Quite offensive to shareholders is a second rights issue, also known as the ‘double tap’. “For distressed companies, there is a tendency to underestimate problems, and therefore to under-raise on the first offer, so a second one becomes inevitable” says the private investor.
Compounding this is that when the first offer is in the works, executives can be too focused on discussions with lenders and risk neglecting the operational side of the business. The private investor laments that as a shareholder you can clearly see another rights offer coming further down the line, and this will have to be aggressively discounted. “That first offer should be large enough to recapitalise and stabilise the business, and management should be competent and focused enough to ensure this funding does the job. A business cannot gain traction for recovery when inadequate funding is dribbled in overtime and management is not operationally focused. ”
The private investor cites Ellies, in his view, as an example of a company which should have conducted its first rights issue at an earlier stage, perhaps when the share was trading at around R6. “Now we have a second rights offer at a mere R1.10.”
Richard Court reflects on the well-publicised ABIL decline and the consequential rights issues required by this business. “When the unsecured lending market started to turn down in 2013, we took an interest in ABIL which had been sold off dramatically. Our valuation metrics specifically factored in the November 2013 rights offer, which we followed. But we underestimated two matters – the size of the rights issue that was required, as well as the large loan impairments in the business.”

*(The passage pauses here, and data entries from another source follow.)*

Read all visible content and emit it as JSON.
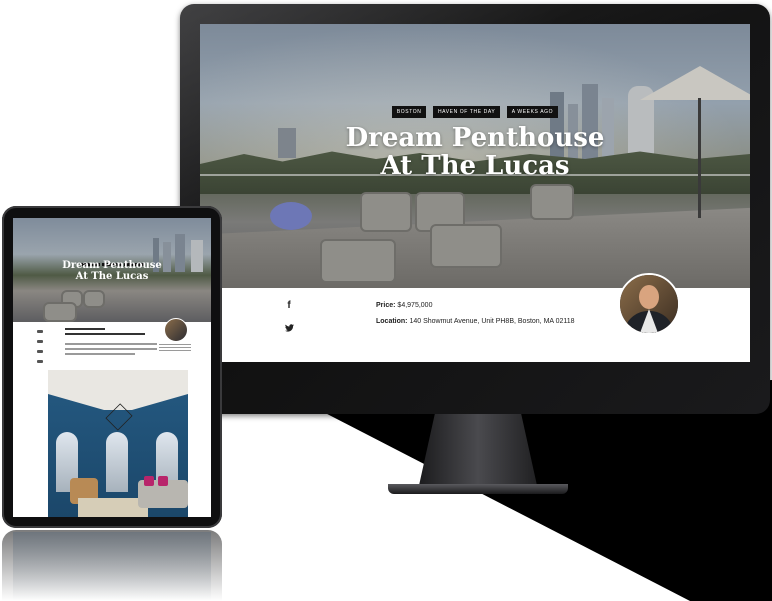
{
  "listing": {
    "tags": [
      "BOSTON",
      "HAVEN OF THE DAY",
      "A WEEKS AGO"
    ],
    "title_line1": "Dream Penthouse",
    "title_line2": "At The Lucas",
    "price_label": "Price:",
    "price_value": "$4,975,000",
    "location_label": "Location:",
    "location_value": "140 Showmut Avenue, Unit PH8B, Boston, MA 02118"
  },
  "share": {
    "facebook_glyph": "f",
    "twitter_glyph": "🐦"
  },
  "icons": {
    "facebook": "facebook-icon",
    "twitter": "twitter-icon"
  },
  "colors": {
    "tag_bg": "#111111",
    "title": "#ffffff",
    "page_bg": "#ffffff"
  }
}
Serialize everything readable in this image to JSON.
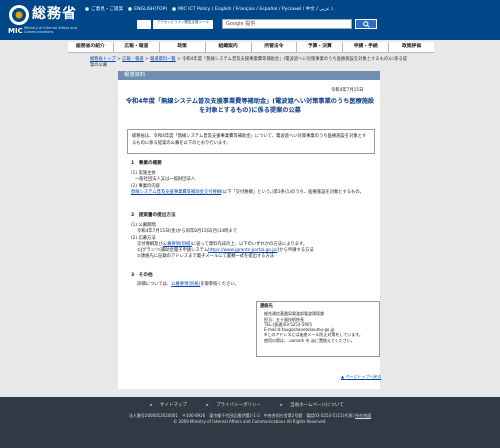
{
  "header": {
    "logo_title": "総務省",
    "logo_mic": "MIC",
    "logo_sub": "Ministry of Internal Affairs and Communications",
    "links": [
      {
        "label": "ご意見・ご提案"
      },
      {
        "label": "ENGLISH(TOP)"
      },
      {
        "label": "MIC ICT Policy ( English / Français / Español / Русский / 中文 / عربي )"
      }
    ],
    "a11y_label": "アクセシビリティ閲覧支援ツール",
    "search_placeholder": "Google 提供",
    "accent": "#004789"
  },
  "nav": [
    "総務省の紹介",
    "広報・報道",
    "政策",
    "組織案内",
    "所管法令",
    "予算・決算",
    "申請・手続",
    "政策評価"
  ],
  "breadcrumb": {
    "items": [
      "総務省トップ",
      "広報・報道",
      "報道資料一覧"
    ],
    "current": "令和4年度「無線システム普及支援事業費等補助金」(電波遮へい対策事業のうち医療施設を対象とするもの)に係る提案の公募"
  },
  "section_heading": "報道資料",
  "date": "令和4年7月15日",
  "title": "令和4年度「無線システム普及支援事業費等補助金」(電波遮へい対策事業のうち医療施設を対象とするもの)に係る提案の公募",
  "intro": "総務省は、令和4年度「無線システム普及支援事業費等補助金」について、電波遮へい対策事業のうち医療施設を対象とするものに係る提案の公募を以下のとおり行います。",
  "s1": {
    "heading": "1　事業の概要",
    "i1": "(1) 実施主体",
    "i1_text": "一般社団法人又は一般財団法人",
    "i2": "(2) 事業の内容",
    "link": "無線システム普及支援事業費等補助金交付要綱",
    "i2_text": "(以下「交付要綱」という。)第3条(1)のうち、医療施設を対象とするもの。"
  },
  "s2": {
    "heading": "2　提案書の提出方法",
    "i1": "(1) 公募期間",
    "i1_text": "令和4年7月15日(金)から同年8月15日(月)14時まで",
    "i2": "(2) 応募方法",
    "i2_pre": "交付要綱及び",
    "i2_link": "公募要領(別紙)",
    "i2_post": "に従って資料作成の上、以下のいずれかの方法によります。",
    "m1_pre": "①Jグランツ(補助金電子申請システム",
    "m1_link": "https://www.jgrants-portal.go.jp/",
    "m1_post": ")から申請する方法",
    "m2": "②連絡先に記載のアドレスまで電子メールにて書類一式を提出する方法"
  },
  "s3": {
    "heading": "3　その他",
    "pre": "詳細については、",
    "link": "公募要領(別紙)",
    "post": "を御参照ください。"
  },
  "contact": {
    "heading": "連絡先",
    "lines": [
      "総合通信基盤局電波部電波環境課",
      "担当：五十嵐技術係長",
      "TEL:(直通)03-5253-5905",
      "E-mail:d-tougoshanetokoumu-go.jp",
      "※このアドレスには迷惑メール防止対策をしています。",
      "使用の際は、.oomark を.@に置換えてください。"
    ]
  },
  "page_top": "ページトップへ戻る",
  "footer": {
    "links": [
      "サイトマップ",
      "プライバシーポリシー",
      "当省ホームページについて"
    ],
    "info1": "法人番号2000012020001　〒100-8926　東京都千代田区霞が関2-1-2　中央合同庁舎第2号館　電話03-5253-5111(代表)",
    "access": "所在地図",
    "copyright": "© 2009 Ministry of Internal Affairs and Communications All Rights Reserved."
  }
}
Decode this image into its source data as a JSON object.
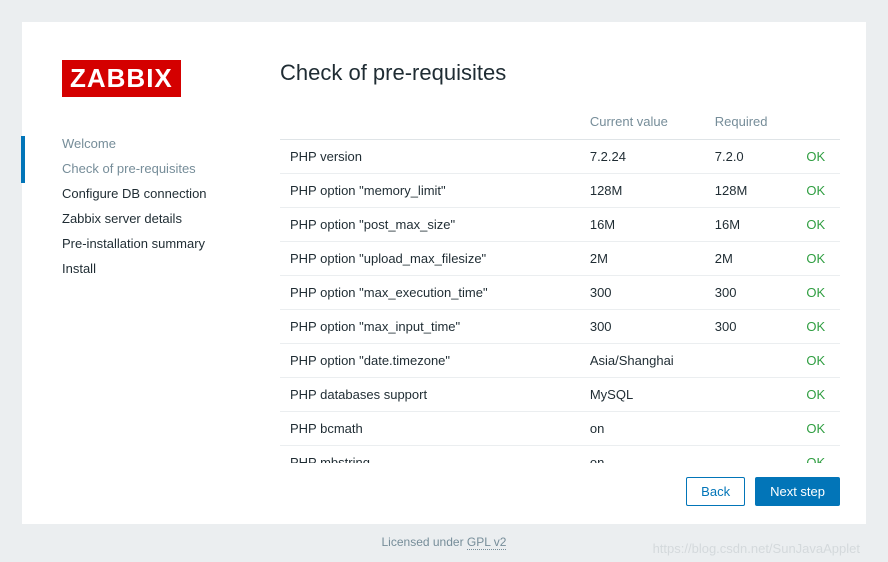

With ABIL in mind, he cautions it’s important to determine whether the challenges the business faces have led to a permanent impairment to the future cash flows that underlie intrinsic value. “If this is the case, a further capital injection won’t lead to a better outcome, and we’d be pouring good money after bad.”
When a company has specific funding problems or hits a particularly bad patch in its operating cycle, but remains an intrinsically good business that can recover, investors tend to have sympathy and follow their rights. Court highlights one such example. “In mid-2014, JD Group engaged in a rights issue in order to redeem outstanding convertible debentures and strengthen its balance sheet. The credit retail industry that JD is exposed to was (and still is) going through a tough time. The rights issue price of R25 was below our estimate of intrinsic value post the transaction, and accordingly we followed these rights. In May 2015 the JD Group is in the process of being fully acquired at R34/share by controlling shareholder Steinhoff.”
Rights issues for growth are an entirely different animal. As a small cap specialist, Mclachlan often sees these corporate events in young companies. “These are emerging operations that are growing so fast they are straining their balance sheets and need to turn to the market for funding – hence the likely reason for their original public listing. The rights issue will allow them to manage the solvency and liquidity risk of their fast growing balance sheets. As a shareholder, your rights funding will go into assets that generate revenue and profitability.”
In this category, Mclachlan cites small cap Curro as a favourable example. RECM points out Invicta and Discovery as companies which have had rights issues leading to demonstrable growth and value creation, and Court points to the Mediclinic announcement of a rights issue that will fund the acquisition of Spire Healthcare.
In considering a rights offer, it’s also important to observe what company directors, management and large private shareholders are doing. “I want these guys to be following all of their rights” says the private investor. “It is very telling if they are not willing to commit their own funds – and in full.”